I am using sed to find and replace items in a file:

sed -i "s/$pattern/$replacement/g" ./file.txt

This will replace all appearances in a file.

Is there any way to randomly replace just one of the occurrences within an entire file?

• The match might appear on any line or even multiple times within a file, but should only be replaced once.

Answer 1

The only way to do this truly randomly would be to inventory all the locations of the PATTERN first. Otherwise there is no way to give proper weighting.

The following does the replacement via a script. It only replaces the first reference of a pattern on a specific line currently:

use strict;
use warnings;
use autodie;

my $file = '...';
my $pattern = qr/.../;
my $replace = '...';

my @linenums;
local @ARGV = $file;
while (<>) {
    push @linenums, $_ if $_ =~ $pattern;
}

my $linenum = $linenums[rand @linenums];

local @ARGV = $file;
local $^I = '.bak';
while (<>) {
    s/$pattern/$replace/ if $. == $linenum;
    print;
}
# unlink "$file$^I"; # Optionally Delete backup

Addendum for PATTERN on line more than once.

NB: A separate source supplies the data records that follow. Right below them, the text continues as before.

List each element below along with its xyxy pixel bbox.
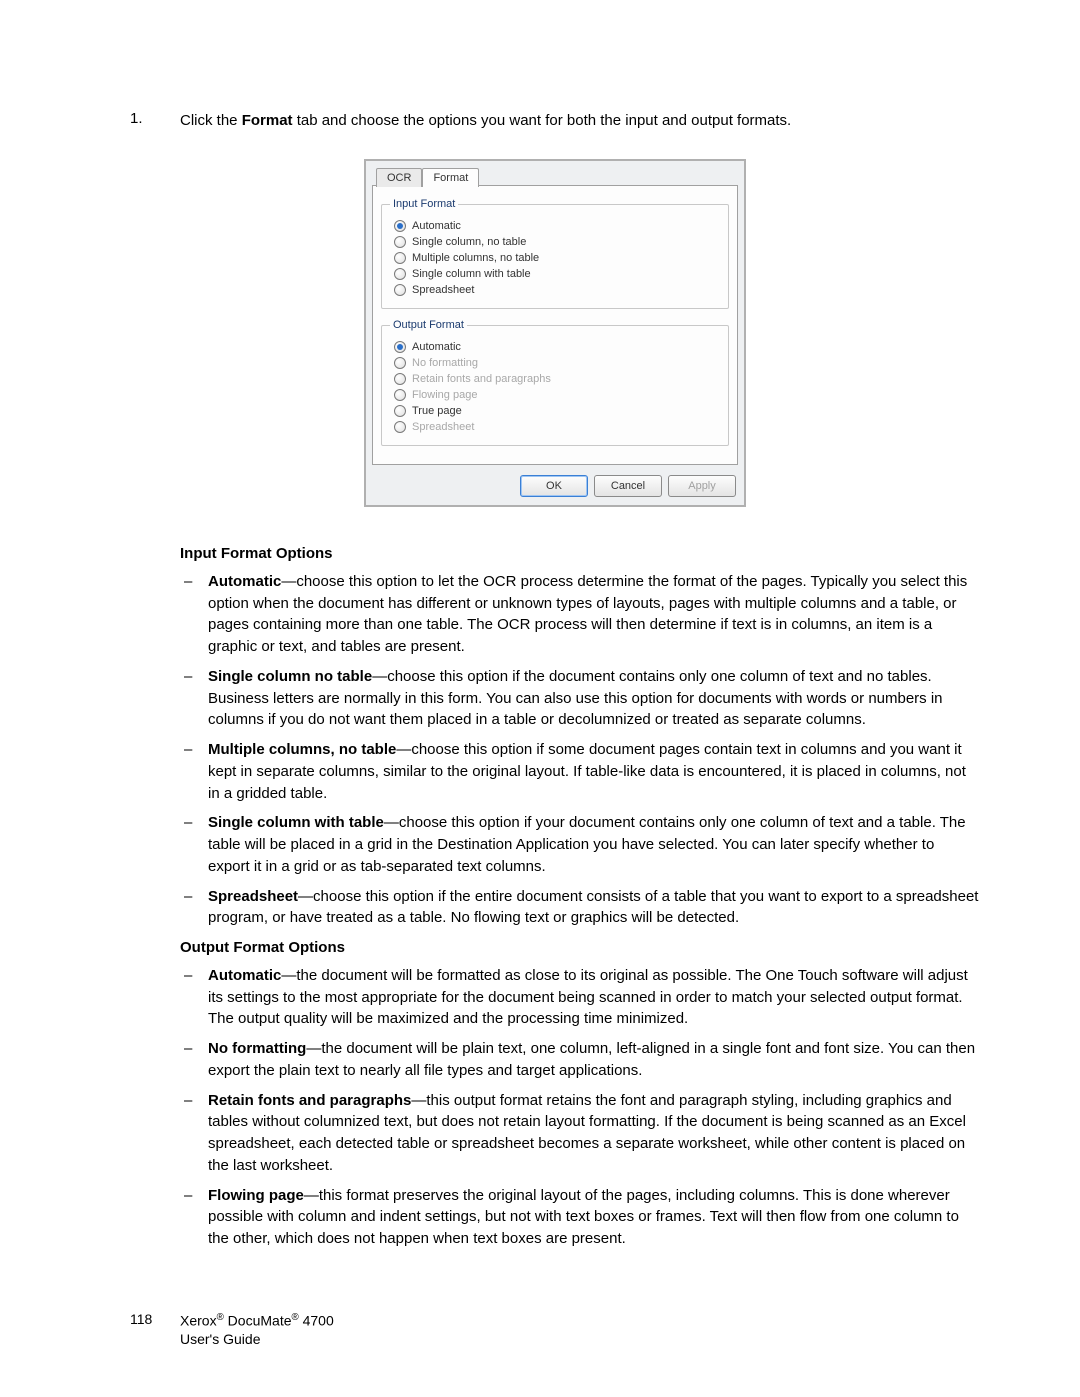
dash-icon: –: [180, 666, 208, 731]
list-item: – Multiple columns, no table—choose this…: [180, 739, 980, 804]
body-content: Input Format Options – Automatic—choose …: [180, 543, 980, 1250]
page-number: 118: [130, 1311, 180, 1349]
radio-output-spreadsheet: Spreadsheet: [394, 421, 720, 433]
dash-icon: –: [180, 1038, 208, 1082]
radio-input-automatic[interactable]: Automatic: [394, 220, 720, 232]
dash-icon: –: [180, 886, 208, 930]
dash-icon: –: [180, 739, 208, 804]
radio-icon: [394, 268, 406, 280]
radio-input-single-no-table[interactable]: Single column, no table: [394, 236, 720, 248]
radio-icon: [394, 236, 406, 248]
radio-icon: [394, 373, 406, 385]
radio-icon: [394, 389, 406, 401]
radio-output-no-formatting: No formatting: [394, 357, 720, 369]
radio-icon: [394, 220, 406, 232]
radio-input-multiple-no-table[interactable]: Multiple columns, no table: [394, 252, 720, 264]
format-dialog: OCR Format Input Format Automatic Single…: [364, 159, 746, 507]
dash-icon: –: [180, 1090, 208, 1177]
radio-output-automatic[interactable]: Automatic: [394, 341, 720, 353]
heading-input-options: Input Format Options: [180, 543, 980, 565]
output-format-legend: Output Format: [390, 319, 467, 331]
list-item: – Automatic—choose this option to let th…: [180, 571, 980, 658]
list-item: – Single column with table—choose this o…: [180, 812, 980, 877]
radio-output-flowing-page: Flowing page: [394, 389, 720, 401]
radio-icon: [394, 421, 406, 433]
radio-icon: [394, 252, 406, 264]
apply-button: Apply: [668, 475, 736, 497]
list-item: – Single column no table—choose this opt…: [180, 666, 980, 731]
radio-input-single-with-table[interactable]: Single column with table: [394, 268, 720, 280]
dash-icon: –: [180, 965, 208, 1030]
input-options-list: – Automatic—choose this option to let th…: [180, 571, 980, 929]
page-footer: 118 Xerox® DocuMate® 4700 User's Guide: [130, 1311, 334, 1349]
step-instruction: Click the Format tab and choose the opti…: [180, 110, 791, 131]
dash-icon: –: [180, 812, 208, 877]
heading-output-options: Output Format Options: [180, 937, 980, 959]
ok-button[interactable]: OK: [520, 475, 588, 497]
tab-ocr[interactable]: OCR: [376, 168, 422, 187]
list-item: – Automatic—the document will be formatt…: [180, 965, 980, 1030]
radio-output-retain-fonts: Retain fonts and paragraphs: [394, 373, 720, 385]
radio-icon: [394, 284, 406, 296]
output-options-list: – Automatic—the document will be formatt…: [180, 965, 980, 1250]
list-item: – Spreadsheet—choose this option if the …: [180, 886, 980, 930]
list-item: – Retain fonts and paragraphs—this outpu…: [180, 1090, 980, 1177]
cancel-button[interactable]: Cancel: [594, 475, 662, 497]
input-format-legend: Input Format: [390, 198, 458, 210]
output-format-group: Output Format Automatic No formatting Re…: [381, 319, 729, 446]
radio-icon: [394, 357, 406, 369]
dialog-tabs: OCR Format: [376, 167, 738, 186]
footer-text: Xerox® DocuMate® 4700 User's Guide: [180, 1311, 334, 1349]
dialog-button-row: OK Cancel Apply: [372, 473, 738, 499]
radio-icon: [394, 341, 406, 353]
radio-output-true-page[interactable]: True page: [394, 405, 720, 417]
radio-icon: [394, 405, 406, 417]
list-item: – No formatting—the document will be pla…: [180, 1038, 980, 1082]
dialog-body: Input Format Automatic Single column, no…: [372, 185, 738, 465]
radio-input-spreadsheet[interactable]: Spreadsheet: [394, 284, 720, 296]
input-format-group: Input Format Automatic Single column, no…: [381, 198, 729, 309]
dash-icon: –: [180, 571, 208, 658]
list-item: – Flowing page—this format preserves the…: [180, 1185, 980, 1250]
step-number: 1.: [130, 110, 180, 131]
dash-icon: –: [180, 1185, 208, 1250]
tab-format[interactable]: Format: [422, 168, 479, 187]
numbered-step: 1. Click the Format tab and choose the o…: [130, 110, 980, 131]
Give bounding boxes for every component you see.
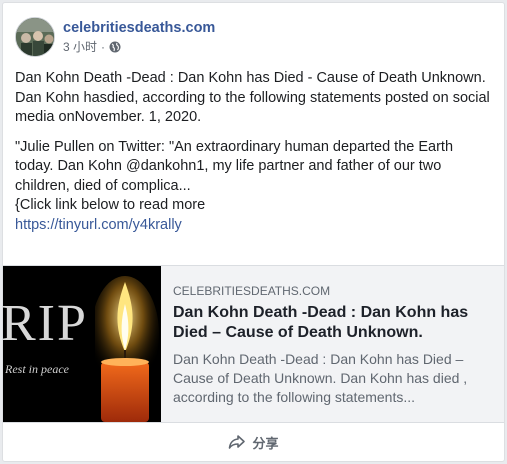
share-label: 分享 bbox=[252, 435, 279, 451]
post-paragraph-line-1: Dan Kohn Death -Dead : Dan Kohn has Died… bbox=[15, 70, 486, 86]
post-quote: "Julie Pullen on Twitter: "An extraordin… bbox=[15, 138, 454, 194]
post-time-row: 3 小时 · bbox=[63, 39, 215, 55]
share-button[interactable]: 分享 bbox=[228, 433, 279, 452]
preview-title[interactable]: Dan Kohn Death -Dead : Dan Kohn has Died… bbox=[173, 303, 492, 343]
post-timestamp[interactable]: 3 小时 bbox=[63, 39, 97, 55]
post-link[interactable]: https://tinyurl.com/y4krally bbox=[15, 216, 493, 236]
post-meta: celebritiesdeaths.com 3 小时 · bbox=[63, 19, 215, 55]
preview-image-rip-text: RIP bbox=[3, 295, 88, 352]
candle-flame-icon bbox=[95, 276, 159, 422]
post-text: Dan Kohn Death -Dead : Dan Kohn has Died… bbox=[15, 69, 493, 245]
post-header: celebritiesdeaths.com 3 小时 · bbox=[15, 15, 215, 59]
page-avatar[interactable] bbox=[15, 17, 55, 57]
preview-image-subtext: Rest in peace bbox=[5, 362, 69, 376]
globe-icon[interactable] bbox=[109, 41, 121, 53]
page-name-link[interactable]: celebritiesdeaths.com bbox=[63, 19, 215, 37]
separator-dot: · bbox=[101, 40, 106, 54]
preview-text: CELEBRITIESDEATHS.COM Dan Kohn Death -De… bbox=[161, 266, 504, 422]
preview-domain: CELEBRITIESDEATHS.COM bbox=[173, 284, 331, 298]
post-footer: 分享 bbox=[3, 423, 504, 461]
post-paragraph-2: "Julie Pullen on Twitter: "An extraordin… bbox=[15, 138, 493, 236]
post-card: celebritiesdeaths.com 3 小时 · Dan Kohn De… bbox=[2, 2, 505, 462]
link-preview[interactable]: RIP Rest in peace CELEBRITIESDEATHS.COM … bbox=[3, 265, 504, 423]
preview-image[interactable]: RIP Rest in peace bbox=[3, 266, 161, 422]
share-icon bbox=[229, 435, 246, 449]
post-paragraph-line-2: Dan Kohn hasdied, according to the follo… bbox=[15, 89, 490, 126]
post-paragraph-1: Dan Kohn Death -Dead : Dan Kohn has Died… bbox=[15, 69, 493, 128]
post-read-more: {Click link below to read more bbox=[15, 197, 206, 213]
preview-description: Dan Kohn Death -Dead : Dan Kohn has Died… bbox=[173, 351, 468, 405]
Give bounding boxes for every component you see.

If you want to allow a pattern to be on a line more than once, the following enhancement would work:

use strict;
use warnings;
use autodie;

my $file = '...';
my $pattern = qr/.../;
my $replace = '...';

my @linenums;
local @ARGV = $file;
while (<>) {
    my $count = () = $_ =~ /$pattern/g;
    push @linenums, {line => $., num => $_} for 0 .. $count - 1;
}

die "No matches found" unless @linenums;

my $pick = $linenums[rand @linenums];

local @ARGV = $file;
local $^I = '.bak';
while (<>) {
    if ($. == $pick->{line}) {
        s/(?:$pattern.*?){$pick->{num}}\K$pattern/$replace/;
    }
    print;
}
# unlink "$file$^I"; # Optionally Delete backup

Answer 2

Using perl, you can use rand function:

perl -lane '
    while ($n = rand @F) { 
        if ($F[$n] eq "pattern") { 
            $F[$n] = "replacement"; 
            print "@F"; 
            last 
        } 
    }
' file

As per this post, variables from the shell are available in perl's %ENV hash. With bash (and some other shells) you need to take the extra step of "exporting" your shell variable so it is visible to subprocesses.

So in your case, you'll have to do:

pattern="mypattern"
replacement="myreplacement"
export pattern
export replacement
perl -lane '
    while ($n = rand @F) { 
        if ($F[$n] eq "$ENV{pattern}") { 
            $F[$n] = "$ENV{replacement}"; 
            print "@F"; 
            last 
        } 
    }
' file

Of course, this will print to STDOUT so if you need to make in-file changes, you can either use -i command line option or redirect the output to another file.

Alternatively, if this is not part of your bash script and you want to do it in perl, then you can pass the pattern and replacement on the command line.

perl -lane '
BEGIN { ($patt, $repl) = splice @ARGV, 1 }
while ($n = rand @F) {
  if ($F[$n] eq $patt) {
    $F[$n] = $repl;
    print "@F";
    last
  }
}' file "pattern" "replacement"

This will do replacement randomly once per line. If you wish to do it once per file, please leave a comment and I will add that version.

Answer 3

Using perl:

#!/usr/bin/env perl

use List::Util qw(shuffle);
use strict;
use warnings;

my $search = shift @ARGV;
my $repl = shift @ARGV;
my @lines;
my @matches;

while (<>) {
    push(@lines, $_);
    push(@matches, $.) if /$search/;
}

my @shuffled = shuffle(@matches);
my $index = shift @shuffled;

if ($index) {
    $lines[$index - 1] =~ s/$search/$repl/;
}

print @lines;

Usage:

perl script.pl string replacement file